A large percentage of visitors come to hike the island's unique levadas – irrigation channels along which you can walk to otherwise inaccessible locations. Boat rides are another must, particularly the whale- and seal-spotting trips that leave Funchal marina several times a day. Diving, canyoning, mountain biking, sea kayaking and hand gliding are other popular activities.

Hiking

Levada walks can be found all over the island but the best are arguably high in the mountains. There are other hiking trails, such as the path along the Ponta de São Lourenço at the eastern end of the island and those heading to/from Encumeada, a high pass in the island's centre.

Story of the Levadas

Many countries around the world have created irrigation systems but none are quite like Madeira’s levadas. Apart from being a feat of engineering, determination and ingenuity, it’s their accessibility and the truly spectacular landscapes to which they give access that make them truly unique. They are the lifeblood of the island, providing water to taps, fields and gardens, and electricity to homes and businesses through hydroelectric power. Madeira has no real stable rivers, so without them human habitation on the island would be nigh on impossible.

So how did this small island come to have such a mammoth network of levadas? The first settlers soon realised that the rainfall and mist that drenched the mountainous interior somehow needed to be channelled down to the warm, dry south coast. Over 2 metres of precipitation a year can fall in the north of the island while the fertile south coast may not see a drop for half a year. Work began in the 16th century on creating fast-flowing aqueducts and over the next three centuries the network was developed, often using slave labour. Many died carving out the channels through impossibly rugged mountainscapes but by the 1900s 1000km of levadas were supplying water for agriculture and for drinking.

But there was a problem – many levadas were privately owned and the distribution of precious water was often unfair. In 1939 the state stepped in to study the irrigation system and commission more channels. By 1970 the system was essentially complete, though minor work is still ongoing. The island’s longest levadas such as the Levada do Norte and the Levada dos Tornos were built at this time and are vital pieces of infrastructure.

As you enjoy a leisurely levada stroll, spare a thought for those who maintain the hundreds of kilometres of channels, tunnels, bridges, reservoirs, ducts and sluices. Around 99% of the system can only be accessed on foot – tools and materials have to be hauled by teams of workers sometimes tens of kilometres to where a rock fall or a landslip has caused a snarl-up. You will often meet these hardy work gangs on the trails.

Hiking the Levadas

One of the reasons people come to Madeira is to hike the levadas – 2500km of irrigation channels along which gentle paths lead through the wilds. A levada walk is the quintessential Madeira experience. Depart Funchal early in the morning, wander the dramatic landscape, picnicking along the way, and make it back into the city for dinner. Try at least one – most visitors are hooked straightaway.

Going it Alone

There aren’t many levada walks you can’t tackle on your own. However, accessing the start of the trail can take some planning, especially if you don’t have a hire car.
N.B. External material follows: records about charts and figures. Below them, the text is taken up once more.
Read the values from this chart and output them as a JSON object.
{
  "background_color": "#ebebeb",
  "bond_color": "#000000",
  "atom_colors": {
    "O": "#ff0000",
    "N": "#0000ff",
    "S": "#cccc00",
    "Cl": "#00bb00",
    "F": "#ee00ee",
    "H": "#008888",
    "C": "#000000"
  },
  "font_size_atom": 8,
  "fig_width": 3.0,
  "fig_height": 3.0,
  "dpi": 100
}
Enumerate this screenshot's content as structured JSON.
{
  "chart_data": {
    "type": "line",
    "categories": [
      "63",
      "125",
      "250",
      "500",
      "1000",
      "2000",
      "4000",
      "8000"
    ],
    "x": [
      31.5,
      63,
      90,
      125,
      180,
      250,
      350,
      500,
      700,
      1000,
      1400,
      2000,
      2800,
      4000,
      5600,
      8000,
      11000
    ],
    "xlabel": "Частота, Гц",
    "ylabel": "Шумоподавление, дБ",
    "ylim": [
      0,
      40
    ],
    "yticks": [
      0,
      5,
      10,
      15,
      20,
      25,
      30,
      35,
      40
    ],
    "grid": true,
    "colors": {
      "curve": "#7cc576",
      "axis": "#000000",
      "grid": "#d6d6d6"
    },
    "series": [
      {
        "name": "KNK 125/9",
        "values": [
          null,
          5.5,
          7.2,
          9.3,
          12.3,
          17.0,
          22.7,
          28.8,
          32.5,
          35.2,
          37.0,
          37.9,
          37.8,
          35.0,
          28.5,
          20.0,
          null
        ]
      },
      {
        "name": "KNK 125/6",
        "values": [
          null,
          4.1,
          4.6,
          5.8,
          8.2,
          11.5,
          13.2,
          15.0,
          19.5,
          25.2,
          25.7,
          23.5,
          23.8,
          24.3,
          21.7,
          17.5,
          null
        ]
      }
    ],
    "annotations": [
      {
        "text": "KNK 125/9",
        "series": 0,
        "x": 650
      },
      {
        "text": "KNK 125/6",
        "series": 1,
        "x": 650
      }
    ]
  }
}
All of Madeira’s bus companies now post their timetables online and routes are designed with tourists and walkers in mind. The tourist office in Funchal can help out with planning, as can hotel receptions. Doing things by car creates a problem as levada walks are linear routes, meaning you might need a bus to get you back to where you parked. Taxis are a good solution but can make the day an expensive affair. For example, if you arrange for a Funchal cab to wait in Portela, the trip back to the city costs over €50.

Joining a Group

Every day tens of groups leave for the levadas on half- and full-day hikes. While these free you of the need to think about the logistics of getting to and from the walk, groups often move fast and you don’t have the freedom to tarry where you like for as long as you like. Tours are cheap (around €25 for a full-day hike), guides usually very clued up and you are often picked up and dropped off at your accommodation by the tour company. However groups can be large, clogging up the narrow paths and scaring off wildlife. Cruise-ship groups can be particularly huge. Lunch is sometimes provided for an extra charge and bookings can be made at countless places throughout the Hotel Zone.

Maps & Guidebooks

If you are heading out alone, having a map and/or specialist guidebook is recommended. The Sunflower guides to Madeira by John and Pat Underwood set the standard for all the others and are widely available on the island (even at supermarkets in the Hotel Zone). Levadas and Footpaths of Madeira by Raimundo Quintal is a little out of date but gives a lot of background. Cicerone’s Walking in Madeira maps out 60 routes across the island while Walk Madeira by Shirley and Mike Whitehead plots a range of hikes for all abilities. Madeira Tour and Trail 1:40,000, available on Madeira, is one of the best maps around. Kompass sheet 234 Madeira 1:50,000 is also a good companion on the trails and when driving.

Top Tips

  • It’s often a good idea to contact the tourist office to find out if the route you intend to take is affected by the weather or repair work.
  • Good hiking boots, a torch, waterproofs and food are a must.
  • Exposed sections are common and definitely not for vertigo sufferers.
  • Never walk in the levadas, throw anything into them or (how should we put it?) use them as an outdoor convenience.